Cybersecurity Services
The Devices You Install Are Your Next Revenue Stream

Security integrators already own the hardware, the relationships, and the access. Here’s how to turn that into a recurring cybersecurity practice, before someone else does.
The Attack Surface You Already Own
Every device you install is a network endpoint. Every IP camera, every network video recorder (NVR), every cloud-connected door controller sits on the same network that carries your client’s business data.
An IP camera with default credentials is not a physical security device. It is an unlocked door into your client’s network.
The integrator’s unique position is this: you have the access, the system knowledge, and the client relationship. An outside Managed Security Service Provider (MSSP) or IT firm cannot replicate that combination without significant time and cost. That is your competitive moat, if you choose to use it.
The IT Buyer Has Changed
If you have noticed that your clients’ IT teams are increasingly involved in physical security procurement, you are not imagining it. Genetec’s 2025 State of Physical Security Report, based on responses from over 5,600 industry professionals, found that over 50% of end users, integrators, and consultants report that IT teams are now actively involved in physical security purchasing decisions. That means the questions have changed. It is no longer only, “Does the camera have the resolution we need?” It is now also, “What is your firmware update process? How do you handle credential management? Are these devices properly segmented from the corporate network?”
Integrators who can answer these questions fluently win the account. Those who cannot are increasingly viewed as vendors, not partners.
The MSSP Partnership Model: The Practical Entry Point
You do not need to build a Security Operations Center to get started. The most accessible path for most integrators is a structured partnership with an MSSP, an arrangement that lets you extend cybersecurity services to clients without the capital investment of building that capability in-house.
The model is straightforward:
- You own the client relationship and the installed base of devices.
- The MSSP provides the technical depth, network monitoring, vulnerability scanning, and incident response.
- You package and deliver the combined offering under your brand as a managed service.
For mid-market integrators, the MSSP partnership route is more accessible, and increasingly necessary to compete for enterprise accounts where IT and physical security are evaluated together.
What to Package & Sell
The services that translate most naturally into recurring revenue, and that clients will pay for, fall into five clear categories:
- Firmware & patch management: Documented, regular updates to every device in your installed base. The liability rationale makes this a straightforward client conversation, particularly with clients who have faced insurance or compliance scrutiny.
- Network segmentation audit and remediation: Physical security devices should operate on dedicated VLANs, isolated from corporate data networks. Many existing installations do not meet this standard. Identifying and fixing that gap is a high-value, billable engagement.
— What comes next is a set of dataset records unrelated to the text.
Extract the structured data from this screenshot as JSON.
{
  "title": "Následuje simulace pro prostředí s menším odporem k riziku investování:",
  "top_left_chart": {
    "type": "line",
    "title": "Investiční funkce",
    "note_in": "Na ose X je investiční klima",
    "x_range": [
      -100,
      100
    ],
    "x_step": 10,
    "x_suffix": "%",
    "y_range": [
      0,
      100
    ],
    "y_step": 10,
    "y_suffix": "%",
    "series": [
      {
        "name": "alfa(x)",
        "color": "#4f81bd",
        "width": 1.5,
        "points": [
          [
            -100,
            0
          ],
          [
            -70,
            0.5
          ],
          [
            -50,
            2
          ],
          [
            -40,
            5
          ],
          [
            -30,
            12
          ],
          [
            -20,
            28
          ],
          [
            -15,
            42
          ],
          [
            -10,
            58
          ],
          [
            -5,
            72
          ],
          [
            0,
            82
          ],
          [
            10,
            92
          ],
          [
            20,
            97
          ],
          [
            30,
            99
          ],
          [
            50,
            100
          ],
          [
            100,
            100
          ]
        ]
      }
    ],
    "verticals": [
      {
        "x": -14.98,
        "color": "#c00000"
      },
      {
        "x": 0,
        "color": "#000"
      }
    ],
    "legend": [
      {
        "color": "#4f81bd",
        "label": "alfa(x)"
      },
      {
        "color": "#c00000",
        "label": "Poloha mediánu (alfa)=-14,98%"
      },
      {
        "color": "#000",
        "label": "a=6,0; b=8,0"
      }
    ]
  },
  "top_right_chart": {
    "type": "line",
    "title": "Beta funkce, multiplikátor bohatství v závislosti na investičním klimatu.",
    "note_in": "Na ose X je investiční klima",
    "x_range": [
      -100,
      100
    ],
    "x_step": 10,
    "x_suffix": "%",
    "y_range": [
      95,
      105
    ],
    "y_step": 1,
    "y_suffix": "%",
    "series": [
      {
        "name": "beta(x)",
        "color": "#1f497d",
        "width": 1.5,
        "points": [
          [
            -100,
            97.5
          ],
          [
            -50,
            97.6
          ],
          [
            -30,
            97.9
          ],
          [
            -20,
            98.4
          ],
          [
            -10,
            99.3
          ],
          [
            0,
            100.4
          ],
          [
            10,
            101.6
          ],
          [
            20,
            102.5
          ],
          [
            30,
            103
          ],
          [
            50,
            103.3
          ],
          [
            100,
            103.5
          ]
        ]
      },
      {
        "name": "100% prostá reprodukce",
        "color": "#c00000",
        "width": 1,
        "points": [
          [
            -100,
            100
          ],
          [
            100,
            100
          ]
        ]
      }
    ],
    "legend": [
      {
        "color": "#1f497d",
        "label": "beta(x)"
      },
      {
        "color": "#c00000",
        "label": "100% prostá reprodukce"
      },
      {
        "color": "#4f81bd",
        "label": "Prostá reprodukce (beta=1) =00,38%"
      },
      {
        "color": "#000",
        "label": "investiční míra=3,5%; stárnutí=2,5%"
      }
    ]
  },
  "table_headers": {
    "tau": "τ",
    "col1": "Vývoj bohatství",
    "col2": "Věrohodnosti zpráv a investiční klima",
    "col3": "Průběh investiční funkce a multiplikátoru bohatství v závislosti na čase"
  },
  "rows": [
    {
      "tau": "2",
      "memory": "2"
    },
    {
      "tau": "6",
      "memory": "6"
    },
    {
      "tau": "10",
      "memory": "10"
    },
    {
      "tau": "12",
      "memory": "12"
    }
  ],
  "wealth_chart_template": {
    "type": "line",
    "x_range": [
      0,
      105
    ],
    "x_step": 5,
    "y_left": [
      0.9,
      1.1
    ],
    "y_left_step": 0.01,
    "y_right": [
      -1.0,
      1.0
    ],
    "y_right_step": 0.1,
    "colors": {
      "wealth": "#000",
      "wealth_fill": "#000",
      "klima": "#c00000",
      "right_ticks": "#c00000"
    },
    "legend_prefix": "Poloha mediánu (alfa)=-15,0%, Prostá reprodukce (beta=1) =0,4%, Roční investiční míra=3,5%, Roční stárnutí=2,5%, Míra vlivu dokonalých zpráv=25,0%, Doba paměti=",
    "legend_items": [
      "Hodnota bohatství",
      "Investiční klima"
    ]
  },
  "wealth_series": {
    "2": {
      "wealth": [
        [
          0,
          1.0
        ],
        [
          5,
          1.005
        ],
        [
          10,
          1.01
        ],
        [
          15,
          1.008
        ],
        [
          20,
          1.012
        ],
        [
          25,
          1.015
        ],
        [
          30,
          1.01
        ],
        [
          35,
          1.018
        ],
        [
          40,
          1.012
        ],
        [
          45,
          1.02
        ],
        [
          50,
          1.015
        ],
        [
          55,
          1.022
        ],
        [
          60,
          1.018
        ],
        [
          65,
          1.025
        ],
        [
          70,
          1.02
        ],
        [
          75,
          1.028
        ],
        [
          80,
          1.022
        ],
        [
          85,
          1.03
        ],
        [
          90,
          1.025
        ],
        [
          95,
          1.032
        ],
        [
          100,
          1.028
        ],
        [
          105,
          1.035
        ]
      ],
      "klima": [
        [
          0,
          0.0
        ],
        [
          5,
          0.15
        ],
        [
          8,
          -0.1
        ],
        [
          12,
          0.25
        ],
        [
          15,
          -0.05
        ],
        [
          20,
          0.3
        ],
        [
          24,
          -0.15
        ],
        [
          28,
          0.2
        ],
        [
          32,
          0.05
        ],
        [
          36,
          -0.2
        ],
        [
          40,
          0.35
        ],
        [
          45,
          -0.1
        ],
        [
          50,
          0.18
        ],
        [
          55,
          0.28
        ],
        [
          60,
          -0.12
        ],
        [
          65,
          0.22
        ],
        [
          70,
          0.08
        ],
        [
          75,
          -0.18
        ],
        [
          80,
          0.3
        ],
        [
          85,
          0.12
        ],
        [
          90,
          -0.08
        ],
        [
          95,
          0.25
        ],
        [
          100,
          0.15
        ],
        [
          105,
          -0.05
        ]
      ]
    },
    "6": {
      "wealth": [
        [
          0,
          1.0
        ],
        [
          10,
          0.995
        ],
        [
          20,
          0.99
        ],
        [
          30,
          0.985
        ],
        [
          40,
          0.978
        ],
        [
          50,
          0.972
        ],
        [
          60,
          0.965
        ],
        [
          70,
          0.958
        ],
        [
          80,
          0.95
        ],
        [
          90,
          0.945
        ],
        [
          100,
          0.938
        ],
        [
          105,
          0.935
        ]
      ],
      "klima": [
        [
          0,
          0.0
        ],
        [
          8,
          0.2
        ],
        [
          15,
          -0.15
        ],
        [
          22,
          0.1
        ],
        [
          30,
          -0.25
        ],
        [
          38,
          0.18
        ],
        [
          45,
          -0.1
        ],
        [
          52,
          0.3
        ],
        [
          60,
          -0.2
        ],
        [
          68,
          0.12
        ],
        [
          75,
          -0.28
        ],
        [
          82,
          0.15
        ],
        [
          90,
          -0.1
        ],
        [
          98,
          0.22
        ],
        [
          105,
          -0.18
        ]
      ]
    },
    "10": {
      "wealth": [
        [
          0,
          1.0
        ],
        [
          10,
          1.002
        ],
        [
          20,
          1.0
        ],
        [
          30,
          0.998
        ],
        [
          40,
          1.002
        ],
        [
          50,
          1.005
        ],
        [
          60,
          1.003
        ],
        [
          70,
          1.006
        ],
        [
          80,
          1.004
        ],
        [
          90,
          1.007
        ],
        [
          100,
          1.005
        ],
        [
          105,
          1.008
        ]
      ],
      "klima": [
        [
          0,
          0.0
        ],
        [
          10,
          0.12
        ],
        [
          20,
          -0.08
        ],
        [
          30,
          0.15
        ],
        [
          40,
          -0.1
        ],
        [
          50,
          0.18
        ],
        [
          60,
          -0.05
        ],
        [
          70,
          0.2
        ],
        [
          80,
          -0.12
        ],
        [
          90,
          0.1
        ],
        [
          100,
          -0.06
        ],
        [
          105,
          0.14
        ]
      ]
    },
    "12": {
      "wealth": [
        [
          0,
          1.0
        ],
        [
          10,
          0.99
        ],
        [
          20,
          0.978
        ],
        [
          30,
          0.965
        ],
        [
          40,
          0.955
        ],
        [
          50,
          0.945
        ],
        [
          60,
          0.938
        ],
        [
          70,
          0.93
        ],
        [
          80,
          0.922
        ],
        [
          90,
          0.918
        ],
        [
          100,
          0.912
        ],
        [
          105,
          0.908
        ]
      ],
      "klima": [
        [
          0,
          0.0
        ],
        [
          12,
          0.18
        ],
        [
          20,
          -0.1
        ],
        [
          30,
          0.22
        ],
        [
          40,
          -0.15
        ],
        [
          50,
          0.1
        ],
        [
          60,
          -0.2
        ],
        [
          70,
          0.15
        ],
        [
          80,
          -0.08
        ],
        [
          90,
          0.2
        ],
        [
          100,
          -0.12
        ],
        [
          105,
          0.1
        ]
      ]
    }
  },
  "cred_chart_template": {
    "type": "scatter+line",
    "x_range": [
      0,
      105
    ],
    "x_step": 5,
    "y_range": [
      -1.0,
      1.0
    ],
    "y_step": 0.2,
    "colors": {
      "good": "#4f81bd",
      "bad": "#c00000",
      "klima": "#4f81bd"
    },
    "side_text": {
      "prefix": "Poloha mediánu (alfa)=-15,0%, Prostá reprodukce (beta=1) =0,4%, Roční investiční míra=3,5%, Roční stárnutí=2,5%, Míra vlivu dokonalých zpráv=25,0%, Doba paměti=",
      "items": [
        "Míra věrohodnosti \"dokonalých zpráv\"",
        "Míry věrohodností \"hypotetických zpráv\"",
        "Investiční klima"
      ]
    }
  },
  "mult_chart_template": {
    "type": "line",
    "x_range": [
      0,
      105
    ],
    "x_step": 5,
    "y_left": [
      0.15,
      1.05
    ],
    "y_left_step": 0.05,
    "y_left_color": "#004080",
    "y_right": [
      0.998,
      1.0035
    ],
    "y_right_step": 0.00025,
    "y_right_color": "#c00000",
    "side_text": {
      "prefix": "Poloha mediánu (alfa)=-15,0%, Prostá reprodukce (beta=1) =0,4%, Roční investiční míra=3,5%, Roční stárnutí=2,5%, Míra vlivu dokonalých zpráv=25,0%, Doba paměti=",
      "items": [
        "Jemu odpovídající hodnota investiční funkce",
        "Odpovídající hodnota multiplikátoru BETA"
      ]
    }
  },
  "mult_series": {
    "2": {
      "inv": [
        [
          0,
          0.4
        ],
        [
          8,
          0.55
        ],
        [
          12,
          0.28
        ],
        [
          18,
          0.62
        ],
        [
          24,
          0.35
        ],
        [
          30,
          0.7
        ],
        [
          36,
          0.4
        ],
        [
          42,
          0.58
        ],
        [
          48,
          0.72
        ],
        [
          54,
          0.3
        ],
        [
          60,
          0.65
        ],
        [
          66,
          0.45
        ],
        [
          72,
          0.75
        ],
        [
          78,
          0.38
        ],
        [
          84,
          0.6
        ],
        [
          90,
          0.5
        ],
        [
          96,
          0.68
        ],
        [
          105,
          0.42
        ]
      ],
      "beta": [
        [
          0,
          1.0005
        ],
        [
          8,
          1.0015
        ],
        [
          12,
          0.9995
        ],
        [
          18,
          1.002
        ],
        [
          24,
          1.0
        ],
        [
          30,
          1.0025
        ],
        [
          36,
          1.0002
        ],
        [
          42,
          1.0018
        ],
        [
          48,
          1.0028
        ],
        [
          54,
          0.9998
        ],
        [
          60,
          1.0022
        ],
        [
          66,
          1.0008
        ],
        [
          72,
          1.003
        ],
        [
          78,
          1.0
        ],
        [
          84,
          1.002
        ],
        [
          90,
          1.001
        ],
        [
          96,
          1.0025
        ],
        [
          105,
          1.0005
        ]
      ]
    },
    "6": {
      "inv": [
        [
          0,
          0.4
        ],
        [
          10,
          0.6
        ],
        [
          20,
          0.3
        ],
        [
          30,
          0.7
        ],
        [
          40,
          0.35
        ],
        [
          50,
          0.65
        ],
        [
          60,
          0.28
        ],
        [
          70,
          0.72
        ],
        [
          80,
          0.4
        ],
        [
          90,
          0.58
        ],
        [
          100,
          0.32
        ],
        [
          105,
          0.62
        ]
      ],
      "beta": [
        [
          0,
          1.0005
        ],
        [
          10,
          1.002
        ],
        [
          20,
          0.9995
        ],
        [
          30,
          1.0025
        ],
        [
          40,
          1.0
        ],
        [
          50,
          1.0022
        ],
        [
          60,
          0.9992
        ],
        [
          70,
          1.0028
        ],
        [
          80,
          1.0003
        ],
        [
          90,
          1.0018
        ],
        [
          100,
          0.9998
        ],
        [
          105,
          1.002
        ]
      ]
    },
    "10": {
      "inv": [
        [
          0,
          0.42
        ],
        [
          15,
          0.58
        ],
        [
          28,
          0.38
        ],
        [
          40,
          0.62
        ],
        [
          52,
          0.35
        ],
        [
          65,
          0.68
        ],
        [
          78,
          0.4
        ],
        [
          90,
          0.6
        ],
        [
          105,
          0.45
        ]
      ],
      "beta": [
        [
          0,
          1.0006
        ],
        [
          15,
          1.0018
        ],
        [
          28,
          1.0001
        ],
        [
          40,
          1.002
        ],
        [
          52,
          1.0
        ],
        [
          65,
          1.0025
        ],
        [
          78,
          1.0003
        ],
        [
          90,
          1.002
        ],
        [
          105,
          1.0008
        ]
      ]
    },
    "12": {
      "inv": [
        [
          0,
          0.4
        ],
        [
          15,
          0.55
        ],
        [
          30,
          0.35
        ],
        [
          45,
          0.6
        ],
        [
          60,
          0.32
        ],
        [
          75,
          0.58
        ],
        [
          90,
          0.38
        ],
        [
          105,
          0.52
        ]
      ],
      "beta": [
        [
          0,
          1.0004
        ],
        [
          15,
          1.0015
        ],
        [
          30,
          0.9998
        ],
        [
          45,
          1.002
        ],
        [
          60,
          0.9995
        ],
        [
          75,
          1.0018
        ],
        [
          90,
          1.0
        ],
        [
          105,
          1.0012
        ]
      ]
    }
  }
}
- Credential hygiene: Default passwords on cameras and NVRs remain a persistent and preventable vulnerability. A managed credential service is low-complexity to deliver and high-value to clients.
- Recurring vulnerability scanning: Clients facing compliance requirements or cyber insurance renewal need documented evidence of active security management. You can provide it for the devices you manage.
- Cyber risk reporting: As insurers and IT auditors apply increasing scrutiny to physical security infrastructure, the ability to produce clean, ongoing documentation becomes a genuine competitive differentiator.
Packaged together, these services represent a recurring monthly revenue stream that is more defensible than project-based hardware sales.
The Conversation That Opens the Door
The practical starting point is having a different conversation with your existing clients, asking, “Do you know the firmware version running on every camera we installed? Do you know whether your access control panels have been patched since commissioning?”
In most cases, the answer is no. That is your opening, not as a scare tactic, but as a genuine service gap that you are uniquely positioned to close. You understand the devices in ways that a generalist IT provider simply does not. That domain expertise is the foundation of a managed cybersecurity practice built around your existing installed base.
The cybersecurity opportunity embedded in the security integrator channel is real, substantial, and time sensitive. The window is open now. The devices are already on the wall. The question is whether you manage them, or whether someone else does.